23rd September 2013
As they enter their historic third term in office German Chancellor Angela Merkel and her conservative party are seeking a coalition partner but experts believe the continuity of power should appease markets.
Having won Germany’s election but coming in just shy of an absolute majority, at 41.5% Merkel’s conservative party must look for a new ally as the liberals failed to make it back in to parliament.
It is believed she will look to partner up with the Social Democrats (SPD) who took 26% of the votes.
David Moss, director of European equities at F&C Investments, says markets are likely to take this vote positively as it should mean no-alteration to the strategies which have aided the situation in the beleaguered Eurozone.
He adds: “The result is an overwhelming personal vote for Angela Merkel coming closer to an outright majority than anyone since Adenauer in the post-war period and should provide a strong platform for her to continue to drive her agenda. In recent years this has included strong support for the Euro.
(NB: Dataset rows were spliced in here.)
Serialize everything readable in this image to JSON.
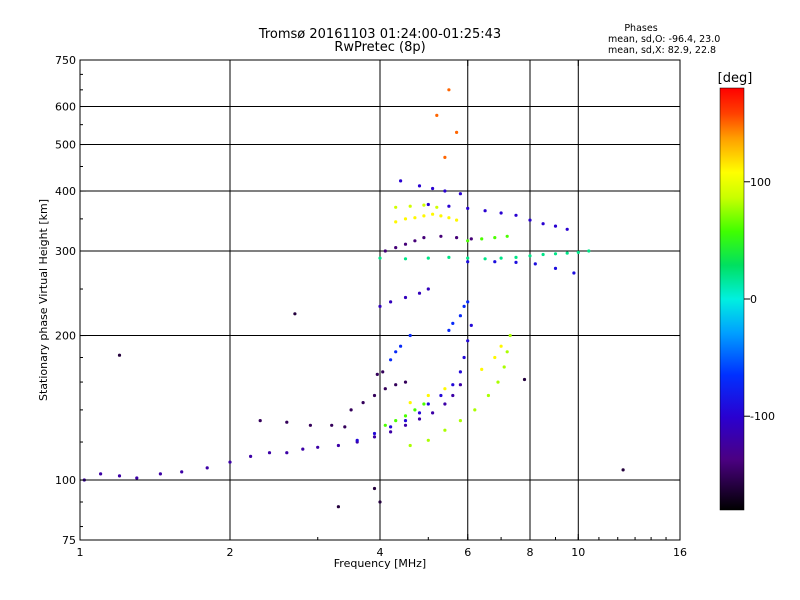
{
  "chart_data": {
    "type": "scatter",
    "title": "Tromsø 20161103 01:24:00-01:25:43",
    "subtitle": "RwPretec (8p)",
    "xlabel": "Frequency [MHz]",
    "ylabel": "Stationary phase Virtual Height [km]",
    "x_scale": "log",
    "y_scale": "log",
    "xlim": [
      1,
      16
    ],
    "ylim": [
      75,
      750
    ],
    "x_ticks": [
      {
        "v": 1,
        "label": "1"
      },
      {
        "v": 2,
        "label": "2"
      },
      {
        "v": 4,
        "label": "4"
      },
      {
        "v": 6,
        "label": "6"
      },
      {
        "v": 8,
        "label": "8"
      },
      {
        "v": 10,
        "label": "10"
      },
      {
        "v": 16,
        "label": "16"
      }
    ],
    "y_ticks": [
      {
        "v": 75,
        "label": "75"
      },
      {
        "v": 100,
        "label": "100"
      },
      {
        "v": 200,
        "label": "200"
      },
      {
        "v": 300,
        "label": "300"
      },
      {
        "v": 400,
        "label": "400"
      },
      {
        "v": 500,
        "label": "500"
      },
      {
        "v": 600,
        "label": "600"
      },
      {
        "v": 750,
        "label": "750"
      }
    ],
    "x_grid": [
      2,
      4,
      6,
      8,
      10
    ],
    "y_grid": [
      100,
      200,
      300,
      400,
      500,
      600
    ],
    "grid": true,
    "phases_header": "Phases",
    "stats": [
      "mean, sd,O: -96.4, 23.0",
      "mean, sd,X:  82.9, 22.8"
    ],
    "colorbar": {
      "label": "[deg]",
      "ticks": [
        {
          "v": 100,
          "label": "100"
        },
        {
          "v": 0,
          "label": "0"
        },
        {
          "v": -100,
          "label": "-100"
        }
      ],
      "range": [
        -180,
        180
      ]
    },
    "series": [
      {
        "phase": -120,
        "points": [
          [
            1.02,
            100
          ],
          [
            1.1,
            103
          ],
          [
            1.2,
            102
          ],
          [
            1.3,
            101
          ],
          [
            1.45,
            103
          ],
          [
            1.6,
            104
          ],
          [
            1.8,
            106
          ],
          [
            2.0,
            109
          ],
          [
            2.2,
            112
          ],
          [
            2.4,
            114
          ],
          [
            2.6,
            114
          ],
          [
            2.8,
            116
          ],
          [
            3.0,
            117
          ],
          [
            3.3,
            118
          ],
          [
            3.6,
            120
          ],
          [
            3.9,
            123
          ],
          [
            4.2,
            126
          ],
          [
            4.5,
            130
          ],
          [
            4.8,
            134
          ],
          [
            5.1,
            138
          ],
          [
            5.4,
            144
          ],
          [
            5.6,
            150
          ],
          [
            5.8,
            158
          ]
        ]
      },
      {
        "phase": -95,
        "points": [
          [
            3.6,
            121
          ],
          [
            3.9,
            125
          ],
          [
            4.2,
            129
          ],
          [
            4.5,
            133
          ],
          [
            4.8,
            138
          ],
          [
            5.0,
            144
          ],
          [
            5.3,
            150
          ],
          [
            5.6,
            158
          ],
          [
            5.8,
            168
          ],
          [
            5.9,
            180
          ],
          [
            6.0,
            195
          ],
          [
            6.1,
            210
          ]
        ]
      },
      {
        "phase": -150,
        "points": [
          [
            2.3,
            133
          ],
          [
            2.6,
            132
          ],
          [
            2.9,
            130
          ],
          [
            3.2,
            130
          ],
          [
            3.4,
            129
          ],
          [
            3.5,
            140
          ],
          [
            3.7,
            145
          ],
          [
            3.9,
            150
          ],
          [
            4.1,
            155
          ],
          [
            4.3,
            158
          ],
          [
            4.5,
            160
          ],
          [
            3.95,
            166
          ],
          [
            4.05,
            168
          ]
        ]
      },
      {
        "phase": -70,
        "points": [
          [
            4.2,
            178
          ],
          [
            4.3,
            185
          ],
          [
            4.4,
            190
          ],
          [
            4.6,
            200
          ],
          [
            5.5,
            205
          ],
          [
            5.6,
            212
          ],
          [
            5.8,
            220
          ],
          [
            5.9,
            230
          ],
          [
            6.0,
            235
          ]
        ]
      },
      {
        "phase": -110,
        "points": [
          [
            4.0,
            230
          ],
          [
            4.2,
            235
          ],
          [
            4.5,
            240
          ],
          [
            4.8,
            245
          ],
          [
            5.0,
            250
          ]
        ]
      },
      {
        "phase": 80,
        "points": [
          [
            4.6,
            118
          ],
          [
            5.0,
            121
          ],
          [
            5.4,
            127
          ],
          [
            5.8,
            133
          ],
          [
            6.2,
            140
          ],
          [
            6.6,
            150
          ],
          [
            6.9,
            160
          ],
          [
            7.1,
            172
          ],
          [
            7.2,
            185
          ],
          [
            7.3,
            200
          ]
        ]
      },
      {
        "phase": 110,
        "points": [
          [
            4.6,
            145
          ],
          [
            5.0,
            150
          ],
          [
            5.4,
            155
          ],
          [
            6.4,
            170
          ],
          [
            6.8,
            180
          ],
          [
            7.0,
            190
          ]
        ]
      },
      {
        "phase": 60,
        "points": [
          [
            4.1,
            130
          ],
          [
            4.3,
            133
          ],
          [
            4.5,
            136
          ],
          [
            4.7,
            140
          ],
          [
            4.9,
            144
          ]
        ]
      },
      {
        "phase": 20,
        "points": [
          [
            4.0,
            290
          ],
          [
            4.5,
            289
          ],
          [
            5.0,
            290
          ],
          [
            5.5,
            291
          ],
          [
            6.0,
            290
          ],
          [
            6.5,
            289
          ],
          [
            7.0,
            290
          ],
          [
            7.5,
            291
          ],
          [
            8.0,
            293
          ],
          [
            8.5,
            295
          ],
          [
            9.0,
            296
          ],
          [
            9.5,
            297
          ],
          [
            10.0,
            298
          ],
          [
            10.5,
            300
          ]
        ]
      },
      {
        "phase": 110,
        "points": [
          [
            4.3,
            345
          ],
          [
            4.5,
            350
          ],
          [
            4.7,
            352
          ],
          [
            4.9,
            355
          ],
          [
            5.1,
            358
          ],
          [
            5.3,
            355
          ],
          [
            5.5,
            352
          ],
          [
            5.7,
            348
          ]
        ]
      },
      {
        "phase": 90,
        "points": [
          [
            4.3,
            370
          ],
          [
            4.6,
            372
          ],
          [
            4.9,
            374
          ],
          [
            5.2,
            370
          ]
        ]
      },
      {
        "phase": 60,
        "points": [
          [
            6.0,
            315
          ],
          [
            6.4,
            318
          ],
          [
            6.8,
            320
          ],
          [
            7.2,
            322
          ]
        ]
      },
      {
        "phase": -100,
        "points": [
          [
            5.0,
            375
          ],
          [
            5.5,
            372
          ],
          [
            6.0,
            368
          ],
          [
            6.5,
            364
          ],
          [
            7.0,
            360
          ],
          [
            7.5,
            356
          ],
          [
            8.0,
            348
          ],
          [
            8.5,
            342
          ],
          [
            9.0,
            338
          ],
          [
            9.5,
            333
          ]
        ]
      },
      {
        "phase": -140,
        "points": [
          [
            4.1,
            300
          ],
          [
            4.3,
            305
          ],
          [
            4.5,
            310
          ],
          [
            4.7,
            315
          ],
          [
            4.9,
            320
          ],
          [
            5.3,
            322
          ],
          [
            5.7,
            320
          ],
          [
            6.1,
            318
          ]
        ]
      },
      {
        "phase": -90,
        "points": [
          [
            6.0,
            285
          ],
          [
            6.8,
            285
          ],
          [
            7.5,
            284
          ],
          [
            8.2,
            282
          ],
          [
            9.0,
            276
          ],
          [
            9.8,
            270
          ]
        ]
      },
      {
        "phase": -100,
        "points": [
          [
            4.4,
            420
          ],
          [
            4.8,
            410
          ],
          [
            5.1,
            405
          ],
          [
            5.4,
            400
          ],
          [
            5.8,
            395
          ]
        ]
      },
      {
        "phase": 150,
        "points": [
          [
            5.4,
            470
          ],
          [
            5.7,
            530
          ],
          [
            5.5,
            650
          ],
          [
            5.2,
            575
          ]
        ]
      },
      {
        "phase": -160,
        "points": [
          [
            2.7,
            222
          ],
          [
            3.3,
            88
          ],
          [
            3.9,
            96
          ],
          [
            4.0,
            90
          ],
          [
            1.2,
            182
          ],
          [
            12.3,
            105
          ],
          [
            7.8,
            162
          ]
        ]
      }
    ]
  }
}
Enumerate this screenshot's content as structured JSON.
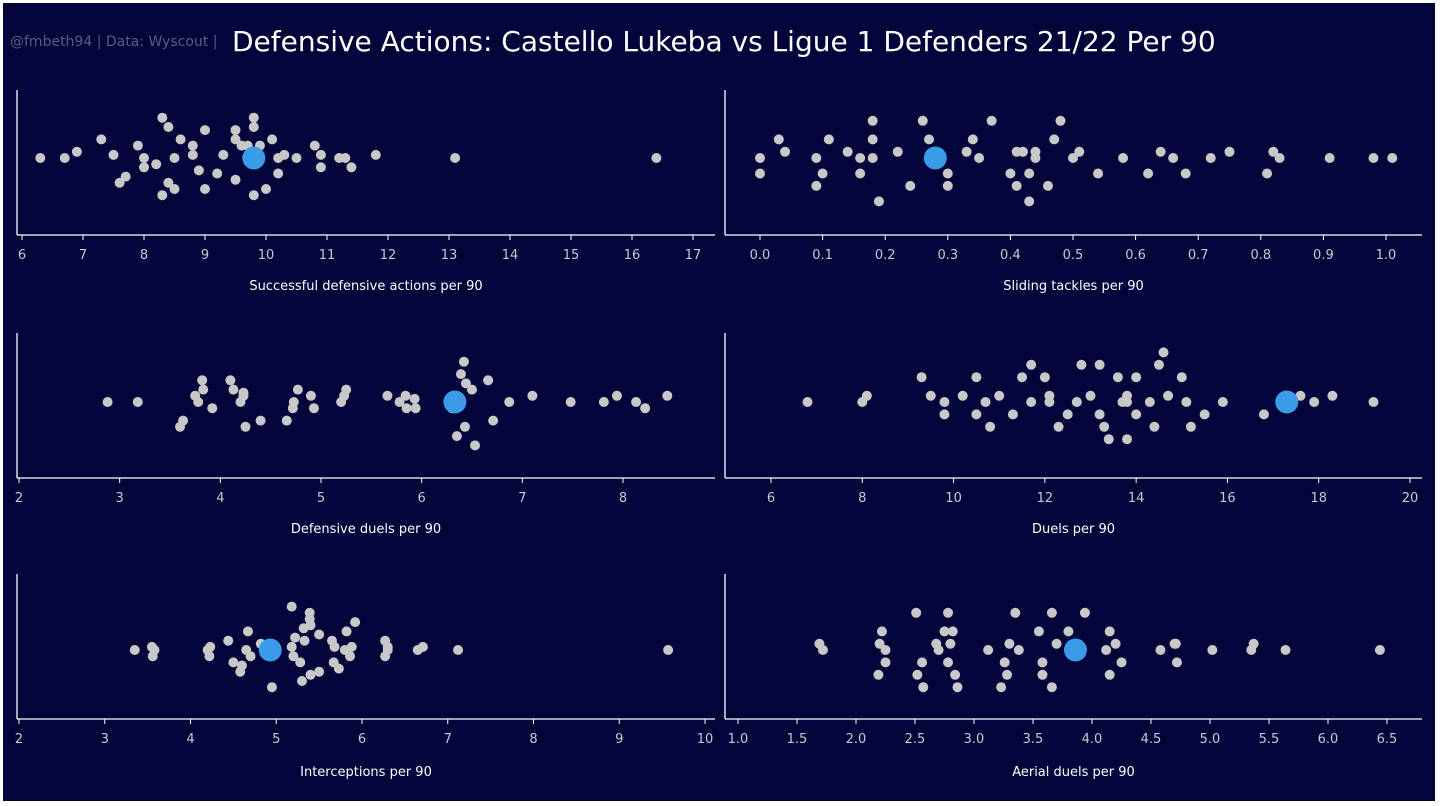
{
  "header": {
    "credit": "@fmbeth94 | Data: Wyscout |",
    "title": "Defensive Actions: Castello Lukeba vs Ligue 1 Defenders 21/22 Per 90"
  },
  "colors": {
    "background": "#02043a",
    "point": "#c8c8c8",
    "highlight": "#3a9be8",
    "axis": "#ffffff"
  },
  "chart_data": [
    {
      "type": "scatter",
      "xlabel": "Successful defensive actions per 90",
      "xlim": [
        6,
        17
      ],
      "ticks": [
        6,
        7,
        8,
        9,
        10,
        11,
        12,
        13,
        14,
        15,
        16,
        17
      ],
      "highlight": {
        "x": 9.8,
        "y": 0
      },
      "points": [
        [
          6.3,
          0
        ],
        [
          6.7,
          0
        ],
        [
          6.9,
          0.1
        ],
        [
          7.3,
          0.3
        ],
        [
          7.5,
          0.05
        ],
        [
          7.6,
          -0.4
        ],
        [
          7.7,
          -0.3
        ],
        [
          7.9,
          0.2
        ],
        [
          8.0,
          -0.15
        ],
        [
          8.0,
          0
        ],
        [
          8.3,
          0.65
        ],
        [
          8.4,
          0.5
        ],
        [
          8.5,
          0
        ],
        [
          8.2,
          -0.1
        ],
        [
          8.6,
          0.3
        ],
        [
          8.8,
          0.2
        ],
        [
          8.8,
          0.05
        ],
        [
          8.9,
          -0.2
        ],
        [
          9.0,
          0.45
        ],
        [
          9.2,
          -0.25
        ],
        [
          9.3,
          0.05
        ],
        [
          9.5,
          0.3
        ],
        [
          9.5,
          0.45
        ],
        [
          9.6,
          0.2
        ],
        [
          9.7,
          0.2
        ],
        [
          9.8,
          0.65
        ],
        [
          9.8,
          0.5
        ],
        [
          9.9,
          0.2
        ],
        [
          10.1,
          0.3
        ],
        [
          10.2,
          0
        ],
        [
          10.3,
          0.05
        ],
        [
          8.4,
          -0.4
        ],
        [
          8.5,
          -0.5
        ],
        [
          8.3,
          -0.6
        ],
        [
          9.0,
          -0.5
        ],
        [
          9.5,
          -0.35
        ],
        [
          9.8,
          -0.6
        ],
        [
          10.0,
          -0.5
        ],
        [
          10.2,
          -0.25
        ],
        [
          10.5,
          0
        ],
        [
          10.8,
          0.2
        ],
        [
          10.9,
          0.05
        ],
        [
          10.9,
          -0.15
        ],
        [
          11.2,
          0
        ],
        [
          11.3,
          0
        ],
        [
          11.4,
          -0.15
        ],
        [
          11.8,
          0.05
        ],
        [
          13.1,
          0
        ],
        [
          16.4,
          0
        ]
      ]
    },
    {
      "type": "scatter",
      "xlabel": "Sliding tackles per 90",
      "xlim": [
        -0.02,
        1.05
      ],
      "ticks": [
        0.0,
        0.1,
        0.2,
        0.3,
        0.4,
        0.5,
        0.6,
        0.7,
        0.8,
        0.9,
        1.0
      ],
      "highlight": {
        "x": 0.28,
        "y": 0
      },
      "points": [
        [
          0.0,
          0
        ],
        [
          0.0,
          -0.25
        ],
        [
          0.03,
          0.3
        ],
        [
          0.04,
          0.1
        ],
        [
          0.09,
          0
        ],
        [
          0.09,
          -0.45
        ],
        [
          0.1,
          -0.25
        ],
        [
          0.11,
          0.3
        ],
        [
          0.14,
          0.1
        ],
        [
          0.16,
          0
        ],
        [
          0.16,
          -0.25
        ],
        [
          0.18,
          0.6
        ],
        [
          0.18,
          0.3
        ],
        [
          0.18,
          0
        ],
        [
          0.19,
          -0.7
        ],
        [
          0.22,
          0.1
        ],
        [
          0.24,
          -0.45
        ],
        [
          0.26,
          0.6
        ],
        [
          0.27,
          0.3
        ],
        [
          0.3,
          -0.25
        ],
        [
          0.3,
          -0.45
        ],
        [
          0.33,
          0.1
        ],
        [
          0.34,
          0.3
        ],
        [
          0.35,
          0
        ],
        [
          0.37,
          0.6
        ],
        [
          0.4,
          -0.25
        ],
        [
          0.41,
          -0.45
        ],
        [
          0.41,
          0.1
        ],
        [
          0.42,
          0.1
        ],
        [
          0.43,
          -0.25
        ],
        [
          0.43,
          -0.7
        ],
        [
          0.44,
          0
        ],
        [
          0.44,
          0.1
        ],
        [
          0.46,
          -0.45
        ],
        [
          0.47,
          0.3
        ],
        [
          0.48,
          0.6
        ],
        [
          0.5,
          0
        ],
        [
          0.51,
          0.1
        ],
        [
          0.54,
          -0.25
        ],
        [
          0.58,
          0
        ],
        [
          0.62,
          -0.25
        ],
        [
          0.64,
          0.1
        ],
        [
          0.66,
          0
        ],
        [
          0.68,
          -0.25
        ],
        [
          0.72,
          0
        ],
        [
          0.75,
          0.1
        ],
        [
          0.81,
          -0.25
        ],
        [
          0.82,
          0.1
        ],
        [
          0.83,
          0
        ],
        [
          0.91,
          0
        ],
        [
          0.98,
          0
        ],
        [
          1.01,
          0
        ]
      ]
    },
    {
      "type": "scatter",
      "xlabel": "Defensive duels per 90",
      "xlim": [
        2,
        8.9
      ],
      "ticks": [
        2,
        3,
        4,
        5,
        6,
        7,
        8
      ],
      "highlight": {
        "x": 6.33,
        "y": 0
      },
      "points": [
        [
          2.88,
          0
        ],
        [
          3.18,
          0
        ],
        [
          3.6,
          -0.4
        ],
        [
          3.63,
          -0.3
        ],
        [
          3.75,
          0.1
        ],
        [
          3.78,
          0
        ],
        [
          3.82,
          0.35
        ],
        [
          3.83,
          0.2
        ],
        [
          3.92,
          -0.1
        ],
        [
          4.1,
          0.35
        ],
        [
          4.13,
          0.2
        ],
        [
          4.2,
          0
        ],
        [
          4.23,
          0.1
        ],
        [
          4.23,
          0.15
        ],
        [
          4.25,
          -0.4
        ],
        [
          4.4,
          -0.3
        ],
        [
          4.66,
          -0.3
        ],
        [
          4.72,
          -0.1
        ],
        [
          4.73,
          0
        ],
        [
          4.77,
          0.2
        ],
        [
          4.9,
          0.1
        ],
        [
          4.93,
          -0.1
        ],
        [
          5.2,
          0
        ],
        [
          5.23,
          0.1
        ],
        [
          5.25,
          0.2
        ],
        [
          5.66,
          0.1
        ],
        [
          5.78,
          0
        ],
        [
          5.84,
          0.1
        ],
        [
          5.85,
          -0.1
        ],
        [
          5.93,
          0.05
        ],
        [
          5.94,
          -0.1
        ],
        [
          6.3,
          -0.1
        ],
        [
          6.35,
          -0.55
        ],
        [
          6.39,
          0.45
        ],
        [
          6.42,
          0.65
        ],
        [
          6.44,
          0.3
        ],
        [
          6.43,
          -0.4
        ],
        [
          6.5,
          0.2
        ],
        [
          6.53,
          -0.7
        ],
        [
          6.66,
          0.35
        ],
        [
          6.71,
          -0.3
        ],
        [
          6.87,
          0
        ],
        [
          7.1,
          0.1
        ],
        [
          7.48,
          0
        ],
        [
          7.81,
          0
        ],
        [
          7.94,
          0.1
        ],
        [
          8.13,
          0
        ],
        [
          8.22,
          -0.1
        ],
        [
          8.44,
          0.1
        ]
      ]
    },
    {
      "type": "scatter",
      "xlabel": "Duels per 90",
      "xlim": [
        5,
        20.3
      ],
      "ticks": [
        6,
        8,
        10,
        12,
        14,
        16,
        18,
        20
      ],
      "highlight": {
        "x": 17.3,
        "y": 0
      },
      "points": [
        [
          6.8,
          0
        ],
        [
          8.0,
          0
        ],
        [
          8.1,
          0.1
        ],
        [
          9.3,
          0.4
        ],
        [
          9.5,
          0.1
        ],
        [
          9.8,
          0
        ],
        [
          9.8,
          -0.2
        ],
        [
          10.2,
          0.1
        ],
        [
          10.5,
          0.4
        ],
        [
          10.5,
          -0.2
        ],
        [
          10.7,
          0
        ],
        [
          10.8,
          -0.4
        ],
        [
          11.0,
          0.1
        ],
        [
          11.3,
          -0.2
        ],
        [
          11.5,
          0.4
        ],
        [
          11.7,
          0.6
        ],
        [
          11.7,
          0
        ],
        [
          12.0,
          0.4
        ],
        [
          12.1,
          0.1
        ],
        [
          12.1,
          0
        ],
        [
          12.3,
          -0.4
        ],
        [
          12.5,
          -0.2
        ],
        [
          12.7,
          0
        ],
        [
          12.8,
          0.6
        ],
        [
          13.0,
          0.1
        ],
        [
          13.2,
          0.6
        ],
        [
          13.2,
          -0.2
        ],
        [
          13.3,
          -0.4
        ],
        [
          13.4,
          -0.6
        ],
        [
          13.6,
          0.4
        ],
        [
          13.7,
          0
        ],
        [
          13.8,
          0.1
        ],
        [
          13.8,
          0
        ],
        [
          13.8,
          -0.6
        ],
        [
          14.0,
          0.4
        ],
        [
          14.0,
          -0.2
        ],
        [
          14.3,
          0
        ],
        [
          14.4,
          -0.4
        ],
        [
          14.5,
          0.6
        ],
        [
          14.6,
          0.8
        ],
        [
          14.7,
          0.1
        ],
        [
          15.0,
          0.4
        ],
        [
          15.1,
          0
        ],
        [
          15.2,
          -0.4
        ],
        [
          15.5,
          -0.2
        ],
        [
          15.9,
          0
        ],
        [
          16.8,
          -0.2
        ],
        [
          17.6,
          0.1
        ],
        [
          17.9,
          0
        ],
        [
          18.3,
          0.1
        ],
        [
          19.2,
          0
        ]
      ]
    },
    {
      "type": "scatter",
      "xlabel": "Interceptions per 90",
      "xlim": [
        2,
        10.1
      ],
      "ticks": [
        2,
        3,
        4,
        5,
        6,
        7,
        8,
        9,
        10
      ],
      "highlight": {
        "x": 4.93,
        "y": 0
      },
      "points": [
        [
          3.35,
          0
        ],
        [
          3.55,
          0.05
        ],
        [
          3.56,
          -0.1
        ],
        [
          3.58,
          0
        ],
        [
          4.2,
          0
        ],
        [
          4.22,
          -0.1
        ],
        [
          4.23,
          0.05
        ],
        [
          4.44,
          0.15
        ],
        [
          4.5,
          -0.2
        ],
        [
          4.58,
          -0.35
        ],
        [
          4.6,
          -0.25
        ],
        [
          4.65,
          0
        ],
        [
          4.67,
          0.3
        ],
        [
          4.7,
          -0.1
        ],
        [
          4.82,
          0.1
        ],
        [
          4.95,
          -0.6
        ],
        [
          5.18,
          0.7
        ],
        [
          5.18,
          0.05
        ],
        [
          5.2,
          -0.1
        ],
        [
          5.22,
          0.2
        ],
        [
          5.28,
          -0.2
        ],
        [
          5.3,
          -0.5
        ],
        [
          5.32,
          0.35
        ],
        [
          5.33,
          0.15
        ],
        [
          5.39,
          0.6
        ],
        [
          5.39,
          0.5
        ],
        [
          5.4,
          0.4
        ],
        [
          5.4,
          -0.4
        ],
        [
          5.5,
          -0.35
        ],
        [
          5.5,
          0.25
        ],
        [
          5.65,
          0.15
        ],
        [
          5.67,
          -0.2
        ],
        [
          5.68,
          0.05
        ],
        [
          5.73,
          -0.3
        ],
        [
          5.8,
          0
        ],
        [
          5.82,
          0.3
        ],
        [
          5.86,
          -0.1
        ],
        [
          5.88,
          0.05
        ],
        [
          5.92,
          0.45
        ],
        [
          6.27,
          -0.1
        ],
        [
          6.27,
          0.15
        ],
        [
          6.3,
          0
        ],
        [
          6.3,
          0.05
        ],
        [
          6.65,
          0
        ],
        [
          6.71,
          0.05
        ],
        [
          7.12,
          0
        ],
        [
          9.57,
          0
        ]
      ]
    },
    {
      "type": "scatter",
      "xlabel": "Aerial duels per 90",
      "xlim": [
        0.97,
        6.78
      ],
      "ticks": [
        1.0,
        1.5,
        2.0,
        2.5,
        3.0,
        3.5,
        4.0,
        4.5,
        5.0,
        5.5,
        6.0,
        6.5
      ],
      "highlight": {
        "x": 3.86,
        "y": 0
      },
      "points": [
        [
          1.69,
          0.1
        ],
        [
          1.72,
          0
        ],
        [
          2.19,
          -0.4
        ],
        [
          2.2,
          0.1
        ],
        [
          2.22,
          0.3
        ],
        [
          2.25,
          -0.2
        ],
        [
          2.25,
          0
        ],
        [
          2.51,
          0.6
        ],
        [
          2.52,
          -0.4
        ],
        [
          2.56,
          -0.2
        ],
        [
          2.57,
          -0.6
        ],
        [
          2.68,
          0.1
        ],
        [
          2.7,
          0
        ],
        [
          2.75,
          0.3
        ],
        [
          2.78,
          0.6
        ],
        [
          2.78,
          -0.2
        ],
        [
          2.8,
          0.1
        ],
        [
          2.82,
          0.3
        ],
        [
          2.84,
          -0.4
        ],
        [
          2.86,
          -0.6
        ],
        [
          3.12,
          0
        ],
        [
          3.23,
          -0.6
        ],
        [
          3.26,
          -0.2
        ],
        [
          3.28,
          -0.4
        ],
        [
          3.3,
          0.1
        ],
        [
          3.35,
          0.6
        ],
        [
          3.38,
          0
        ],
        [
          3.55,
          0.3
        ],
        [
          3.58,
          -0.4
        ],
        [
          3.58,
          -0.2
        ],
        [
          3.66,
          0.6
        ],
        [
          3.66,
          -0.6
        ],
        [
          3.7,
          0.1
        ],
        [
          3.8,
          0.3
        ],
        [
          3.94,
          0.6
        ],
        [
          4.12,
          0
        ],
        [
          4.15,
          0.3
        ],
        [
          4.15,
          -0.4
        ],
        [
          4.2,
          0.1
        ],
        [
          4.25,
          -0.2
        ],
        [
          4.58,
          0
        ],
        [
          4.7,
          0.1
        ],
        [
          4.71,
          0.1
        ],
        [
          4.72,
          -0.2
        ],
        [
          5.02,
          0
        ],
        [
          5.35,
          0
        ],
        [
          5.37,
          0.1
        ],
        [
          5.64,
          0
        ],
        [
          6.44,
          0
        ]
      ]
    }
  ]
}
“The rapid rise of the anti-euro party is likely to cause investors some concerns, but markets are likely to take this vote positively as it should mean no change in the policies that have helped to improve the situation in the Eurozone in the last 18 months, albeit Merkel has been clear this will mean continued austerity.”
“We must wait until the new Government is formed to see what roles other parties will have, and what impact these could have on policy. As ever investors will be less happy with this period of uncertainty. Ultimately, Angela Merkel and the CDU/CSU were the clear victors, and as such this is a positive backdrop for investors into European equities.
Ultimately the hope and indeed expectation now for Moss, is that after such a resounding victory Merkel can continue to drive the policies that have helped Europe to stabilise and move forward over the last five years.
In the UK market reaction has been muted as by midday the FTSE 100 was trading at 6,572.88, 23.55 points down.